Redrawn boundaries create a maze for the new housing minister
Rishi Sunak has just appointed Rachel Maclean as the sixth housing minister of the last twelve months. Maclean now faces an almost impossible challenge with boss Michael Gove – to reform the English planning system. The challenge has become even greater recently, with backbenchers flexing their muscles to defeat meaningful and positive reforms and constituency boundaries set to slice some Conservative majorities, or cut some MPs from Parliament altogether.

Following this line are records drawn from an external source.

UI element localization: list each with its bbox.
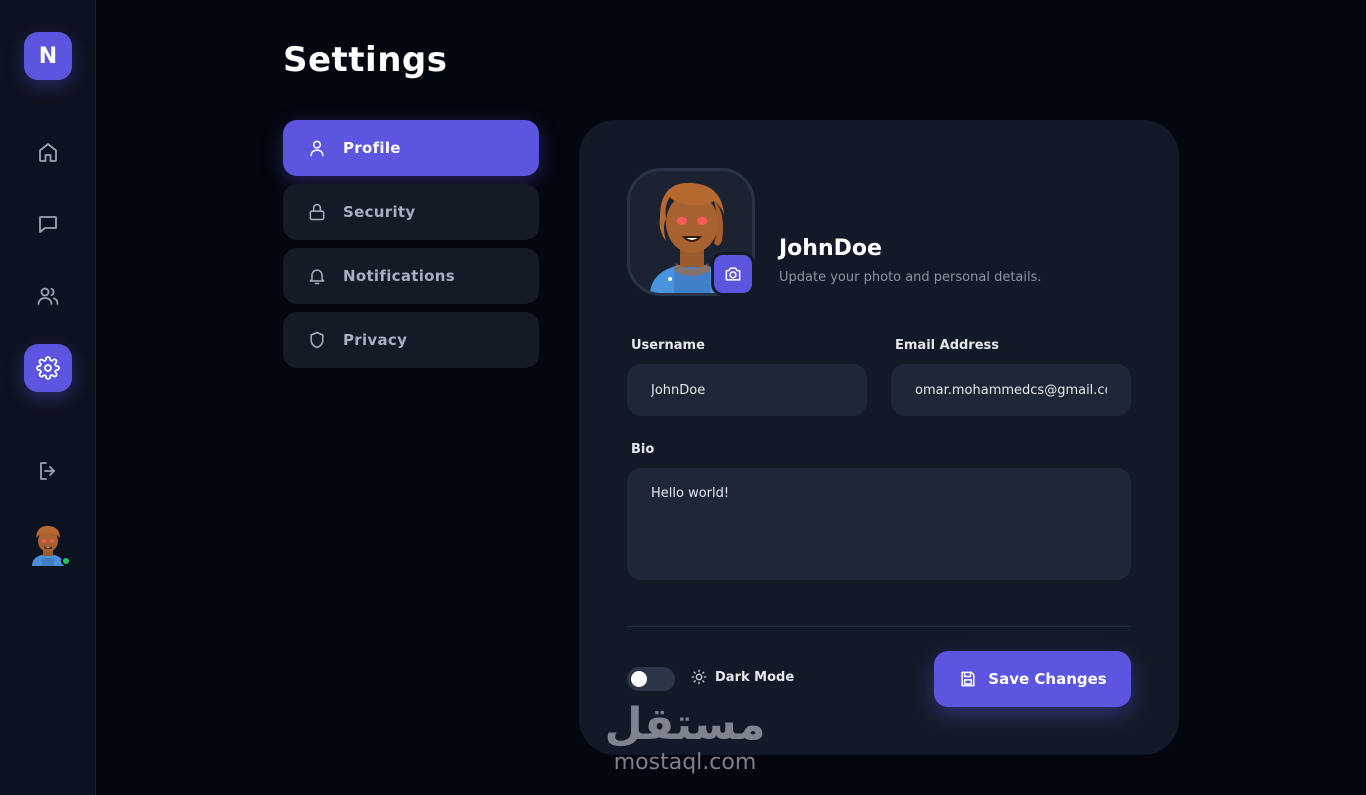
camera-icon <box>725 267 741 281</box>
watermark-arabic: مستقل <box>604 699 766 750</box>
settings-menu-security[interactable]: Security <box>283 184 539 240</box>
bio-textarea[interactable]: Hello world! <box>627 468 1131 580</box>
logout-icon <box>40 462 55 480</box>
settings-menu-privacy[interactable]: Privacy <box>283 312 539 368</box>
sun-icon <box>691 669 707 685</box>
username-input[interactable] <box>627 364 867 416</box>
sidebar: N <box>0 0 96 795</box>
dark-mode-label-group: Dark Mode <box>691 669 794 685</box>
settings-menu-label: Profile <box>343 139 401 157</box>
settings-menu-label: Notifications <box>343 267 455 285</box>
messages-nav-button[interactable] <box>24 200 72 248</box>
settings-nav-button[interactable] <box>24 344 72 392</box>
page-title: Settings <box>283 40 448 80</box>
home-nav-button[interactable] <box>24 128 72 176</box>
divider <box>627 626 1131 627</box>
settings-menu-label: Security <box>343 203 416 221</box>
username-label: Username <box>631 338 705 353</box>
users-icon <box>37 287 59 305</box>
email-input[interactable] <box>891 364 1131 416</box>
app-logo[interactable]: N <box>24 32 72 80</box>
email-label: Email Address <box>895 338 1000 353</box>
gear-icon <box>36 356 60 380</box>
bell-icon <box>309 269 325 285</box>
online-status-dot <box>61 556 71 566</box>
watermark-latin: mostaql.com <box>613 750 757 775</box>
toggle-knob <box>631 671 647 687</box>
profile-name: JohnDoe <box>779 236 882 261</box>
settings-menu-notifications[interactable]: Notifications <box>283 248 539 304</box>
users-nav-button[interactable] <box>24 272 72 320</box>
profile-card: JohnDoe Update your photo and personal d… <box>579 120 1179 755</box>
save-changes-label: Save Changes <box>988 670 1107 688</box>
user-icon <box>310 140 324 157</box>
save-icon <box>961 671 975 687</box>
lock-icon <box>309 203 325 221</box>
watermark: مستقل mostaql.com <box>600 700 770 776</box>
shield-icon <box>310 331 324 349</box>
settings-menu-label: Privacy <box>343 331 408 349</box>
settings-menu-profile[interactable]: Profile <box>283 120 539 176</box>
bio-label: Bio <box>631 442 655 457</box>
profile-subtitle: Update your photo and personal details. <box>779 270 1042 285</box>
dark-mode-label: Dark Mode <box>715 669 795 685</box>
home-icon <box>39 143 57 162</box>
change-photo-button[interactable] <box>711 252 755 296</box>
save-changes-button[interactable]: Save Changes <box>934 651 1131 707</box>
logout-button[interactable] <box>24 447 72 495</box>
dark-mode-toggle[interactable] <box>627 667 675 691</box>
chat-icon <box>39 216 57 233</box>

In the Chesham and Amersham by-election, the Liberal Democrats ran a campaign which openly criticised development in the Chilterns. On election night, Conservative candidate Peter Fleet was delivered a clear defeat by the Liberal Democrat candidate Sarah Green. One of the safest Conservative seats in the country, with a majority of 16,223 votes, had just been lost to a third party with a majority of over 8,000.

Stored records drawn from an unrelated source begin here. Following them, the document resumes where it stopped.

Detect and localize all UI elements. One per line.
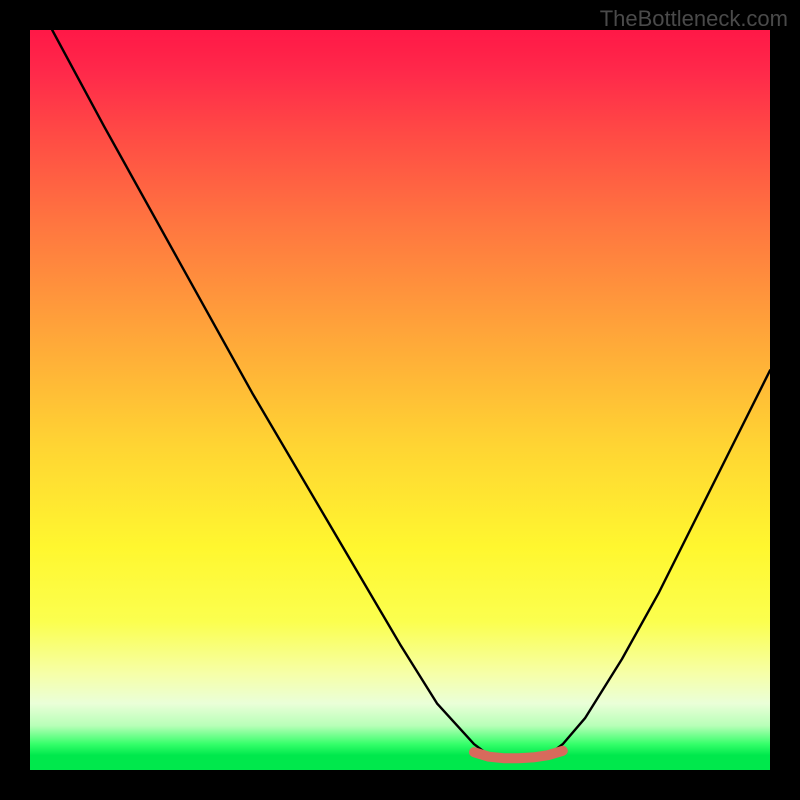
chart-area bbox=[30, 30, 770, 770]
flat-bottom-marker bbox=[474, 751, 563, 758]
attribution-label: TheBottleneck.com bbox=[600, 6, 788, 32]
bottleneck-curve bbox=[52, 30, 770, 758]
curve-layer bbox=[30, 30, 770, 770]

This defeat led to leading Conservatives laying the blame squarely with planning reform and HS2. Within days the party co-chair had written in The Telegraph that voters’ concerns had been heard “loud and clear” and that the by-election was a “warning shot” for the Conservatives in the traditionally Tory South of England.

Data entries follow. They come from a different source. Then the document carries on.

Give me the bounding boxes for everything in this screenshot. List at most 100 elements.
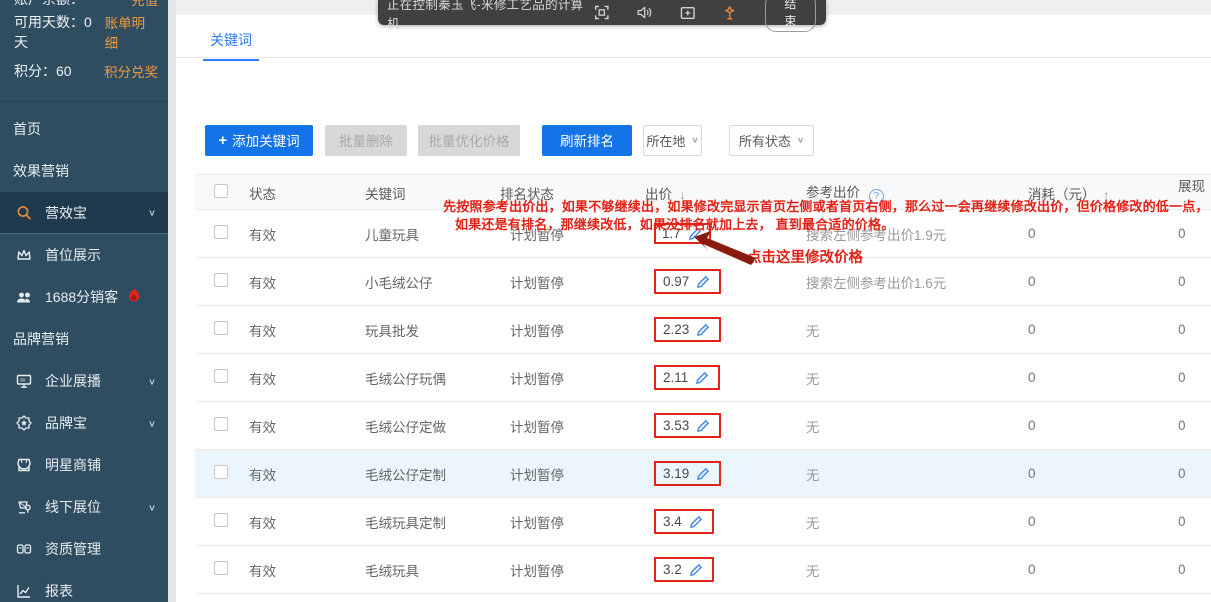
ref-bid-cell: 无: [795, 320, 1020, 340]
row-checkbox[interactable]: [214, 225, 228, 239]
location-filter-dropdown[interactable]: 所在地 ∨: [643, 125, 702, 156]
batch-optimize-button[interactable]: 批量优化价格: [418, 125, 520, 156]
bid-value: 0.97: [663, 274, 689, 289]
refresh-rank-button[interactable]: 刷新排名: [542, 125, 632, 156]
sidebar-item-qualification[interactable]: 资质管理: [0, 528, 168, 570]
users-icon: [14, 287, 34, 307]
sidebar-item-1688-distribution[interactable]: 1688分销客: [0, 276, 168, 318]
chevron-down-icon: ∨: [691, 136, 698, 145]
edit-pencil-icon[interactable]: [696, 275, 710, 289]
cost-cell: 0: [1020, 370, 1150, 385]
fullscreen-icon[interactable]: [594, 5, 610, 20]
edit-pencil-icon[interactable]: [696, 323, 710, 337]
bid-value: 3.53: [663, 418, 689, 433]
chevron-down-icon: ∨: [148, 418, 156, 428]
status-cell: 有效: [247, 272, 361, 292]
bid-value: 3.4: [663, 514, 682, 529]
row-checkbox[interactable]: [214, 513, 228, 527]
chevron-down-icon: ∨: [148, 502, 156, 512]
flame-badge-icon: [124, 287, 144, 308]
sidebar-scrollbar[interactable]: [168, 0, 176, 602]
end-session-button[interactable]: 结束: [765, 0, 816, 32]
edit-pencil-icon[interactable]: [695, 371, 709, 385]
status-cell: 有效: [247, 320, 361, 340]
row-checkbox[interactable]: [214, 321, 228, 335]
speaker-icon[interactable]: [636, 5, 652, 20]
status-filter-dropdown[interactable]: 所有状态 ∨: [729, 125, 814, 156]
svg-text:av: av: [20, 378, 26, 384]
status-cell: 有效: [247, 512, 361, 532]
rank-status-cell: 计划暂停: [497, 416, 642, 436]
row-checkbox[interactable]: [214, 369, 228, 383]
batch-delete-button[interactable]: 批量删除: [325, 125, 407, 156]
tab-keywords[interactable]: 关键词: [203, 24, 259, 61]
days-row: 可用天数：0天 账单明细: [0, 20, 168, 44]
sidebar-item-label: 企业展播: [45, 371, 101, 391]
keyword-cell: 毛绒公仔定制: [361, 464, 497, 484]
sidebar-item-label: 首页: [13, 119, 41, 139]
row-checkbox[interactable]: [214, 561, 228, 575]
cost-cell: 0: [1020, 466, 1150, 481]
edit-pencil-icon[interactable]: [696, 467, 710, 481]
window-icon[interactable]: [680, 6, 696, 20]
sidebar-item-brand-bao[interactable]: 品牌宝 ∨: [0, 402, 168, 444]
remote-control-title: 正在控制秦玉飞-米修工艺品的计算机: [387, 0, 594, 32]
add-keyword-button[interactable]: + 添加关键词: [205, 125, 313, 156]
edit-pencil-icon[interactable]: [689, 515, 703, 529]
sidebar-item-enterprise-show[interactable]: av 企业展播 ∨: [0, 360, 168, 402]
row-checkbox[interactable]: [214, 273, 228, 287]
sidebar-item-label: 营效宝: [45, 203, 87, 223]
bid-annotation-box: 3.53: [654, 413, 721, 438]
chevron-down-icon: ∨: [797, 136, 804, 145]
impressions-cell: 0: [1150, 370, 1211, 385]
sunflower-icon[interactable]: [722, 5, 738, 21]
ref-bid-cell: 搜索左侧参考出价1.6元: [795, 272, 1020, 292]
impressions-cell: 0: [1150, 322, 1211, 337]
balance-row: 账户余额： 充值: [0, 0, 168, 10]
sidebar-item-star-shop[interactable]: 明星商铺: [0, 444, 168, 486]
sidebar-item-label: 品牌宝: [45, 413, 87, 433]
points-redeem-link[interactable]: 积分兑奖: [104, 61, 158, 81]
sidebar: 账户余额： 充值 可用天数：0天 账单明细 积分：60 积分兑奖 首页 效果营销…: [0, 0, 168, 602]
rank-status-cell: 计划暂停: [497, 512, 642, 532]
bid-annotation-box: 3.4: [654, 509, 714, 534]
edit-pencil-icon[interactable]: [689, 563, 703, 577]
sidebar-menu: 首页 效果营销 营效宝 ∨ 首位展示 1688分销客: [0, 108, 168, 602]
impressions-header-label: 展现: [1178, 179, 1205, 194]
sidebar-item-report[interactable]: 报表: [0, 570, 168, 602]
sidebar-item-top-display[interactable]: 首位展示: [0, 234, 168, 276]
cost-cell: 0: [1020, 418, 1150, 433]
add-keyword-label: 添加关键词: [232, 130, 300, 150]
sidebar-item-home[interactable]: 首页: [0, 108, 168, 150]
sidebar-item-brand-marketing[interactable]: 品牌营销: [0, 318, 168, 360]
rank-status-cell: 计划暂停: [497, 560, 642, 580]
bid-annotation-box: 3.19: [654, 461, 721, 486]
cost-cell: 0: [1020, 322, 1150, 337]
table-row: 有效 毛绒玩具 计划暂停 3.2 无 0 0: [195, 546, 1211, 594]
cost-cell: 0: [1020, 226, 1150, 241]
status-column-header: 状态: [247, 183, 361, 203]
row-checkbox[interactable]: [214, 417, 228, 431]
bid-value: 3.2: [663, 562, 682, 577]
days-label: 可用天数：0天: [14, 12, 105, 52]
account-summary: 账户余额： 充值 可用天数：0天 账单明细 积分：60 积分兑奖: [0, 0, 168, 102]
status-cell: 有效: [247, 416, 361, 436]
pin-icon: [14, 497, 34, 517]
bid-value: 2.11: [663, 370, 688, 385]
sidebar-item-label: 效果营销: [13, 161, 69, 181]
sidebar-item-label: 线下展位: [45, 497, 101, 517]
keyword-cell: 毛绒玩具: [361, 560, 497, 580]
recharge-link[interactable]: 充值: [131, 0, 158, 9]
row-checkbox[interactable]: [214, 465, 228, 479]
sidebar-item-yingxiaobao[interactable]: 营效宝 ∨: [0, 192, 168, 234]
select-all-checkbox[interactable]: [214, 184, 228, 198]
sidebar-item-offline-booth[interactable]: 线下展位 ∨: [0, 486, 168, 528]
impressions-cell: 0: [1150, 466, 1211, 481]
sidebar-item-effect-marketing[interactable]: 效果营销: [0, 150, 168, 192]
impressions-cell: 0: [1150, 514, 1211, 529]
edit-pencil-icon[interactable]: [696, 419, 710, 433]
balance-label: 账户余额：: [14, 0, 84, 9]
annotation-arrow-label: 点击这里修改价格: [747, 246, 863, 267]
impressions-cell: 0: [1150, 274, 1211, 289]
billing-detail-link[interactable]: 账单明细: [105, 12, 158, 52]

The Chesham and Amersham by-election is not old news – it still gives us insight into how Conservative politicians act when their seats are perceived as more vulnerable due to planning reform or development concerns. This offers us a peek into what may await a Conservative government after the expected boundary review later this year. In the wake of the by-election, we saw Conservative politicians in open revolt over planning not because they necessarily disagreed so strongly with then-policy, but rather because they thought it threatened seats with even the very largest majorities.
The boundary review process has changed. Gone are the days of to-ing and fro-ing over boundaries due to the expected impact on the current Parliament. Instead, we can now expect the Boundary Commission’s proposals to be implemented without much contention providing there is not an election before July 2023. Parliament must be dissolved 25 working days before polling day, which means we will have certainty on these new boundaries towards late May or early June.
Looking ahead to the next election
If the new boundaries are adopted – which is likely – we will see the Conservatives left with far more marginal seats than they currently hold, and some of their MPs without a seat altogether at the next election. At the time of writing, Labour maintains a lead between 16% and 27%. The scene is clearly set for an extremely fraught path for any planning reform under a Conservative government.
Some big names in the party are expected to lose their seat – Ben Wallace, the current Secretary of State for Defence, will have his constituency split three ways – others such as Dominic Raab, the embattled Secretary of State for Justice who represents Esher and Walton, face a constituency that is due to be more marginal than in 2019.
It is likely that some of these big names could find alternative seats either because their current ones no longer exist or become unrealistic to hold onto, just last week we saw Mark Jenkinson switch out his highly marginal seat of Workington for Penrith and Solway where the Conservatives may expect a stronger result at the next election.
While there is plenty of time for an upset before an expected election in 2024, and Conservative polling may yet improve, it is hard to see how a Conservative government can have a smoother time on planning reform under these new boundaries. Even with an 80-seat majority, once Tory backbenchers are concerned about development in their constituency the government will be hard pressed to find a path forward which both satiates housing demand and satisfies backbench MPs.
The future of the Conservative party and housing
These boundary changes come amidst a growing debate within the Conservative party over housebuilding. It may make sense strategically for the Conservatives to resist change in their constituencies in the shorter term, hedging their bets on existing homeowners who typically tend to oppose development, this calculation could guide some of the MPs who are more resistant to large scale housebuilding. However, some Conservative commentators have warned that the party faces a bleak future in the medium to long term with this path.
Home ownership, a key demographic indicator of a Conservative voter, is dwindling further among millennials and generation Z, along with their likelihood to vote Conservative. Commentators such as Robert Colvile argue that the shortage of homes will lead to lower home ownership, and in turn an increasingly unfriendly electoral environment for Conservative candidates.